The full story is worked through masterfully, with an artistic symmetry and sense of closure rarely attained in all but the very best short fictions. The brief opening segment calmly sets the stage for what is to come—it is but historic prelude; MacLeod uses a removed, distancing voice to pique reader interest immediately for it imparts, quite gracefully yet simultaneously, through tone, voice—and the subsequent mood invoked—of something once nostalgically remembered (Burlish Mill and the way of life it once represented) and what is now naught but crumbled ruins via the passage of time and a bygone era, but can also be received as a piece of history viewed, or remembered, from what could be seen as an historian’s—or story-teller’s—wistful perspective; the pastoral gone passé. This seemingly benign introduction serves as subliminal counterpoint to the story’s human, down-to-earth, sometimes tender, sometimes tense, emotional and violent expose, which chronicles the whys and wherefores, the dual emotional and ideological forces at play with which Nathan, the new Master Miller, must cope.

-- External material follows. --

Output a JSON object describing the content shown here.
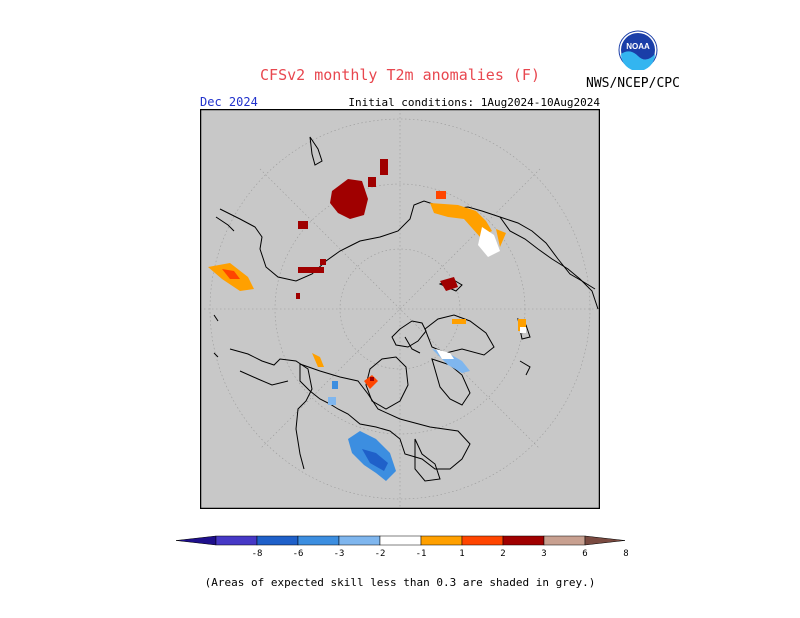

And then we have the magical component which ties everything together, manifested in the cloaked, enigmatic figure of the wind-seller. As did his father before him, Nathan purchases different kinds of wind to power the mill when there is none. These magical offerings come in the guise of bits of rope, wood, hair, or other material oddment where different kinds of wind have been captured, specially knotted to enhance its power. With the drop in business due to the rise of the steam-powered mills, Nathan can no longer afford the wind-seller’s product. The wind-seller’s onstage appearances are few; his presence is used primarily as a bookend effect surrounding the main story. His final appearance is fitting, for it gives detailed closure to the entire piece as well as offering a flicker of hope that maybe a captured lock of Fiona Smith’s hair, and the special wind it contains—grasped from Nathan’s outstretched hand—will be put to proper use.
Ian R. MacLeod’s “The Master Miller’s Tale” shows how effectively a short work of (less than trilogy-length) fantasy, when rightly told, is able to portray on a personal, individual level, such over-arching crises as the dying of one way of life and its struggle to survive against the onslaught of another. Highly recommended.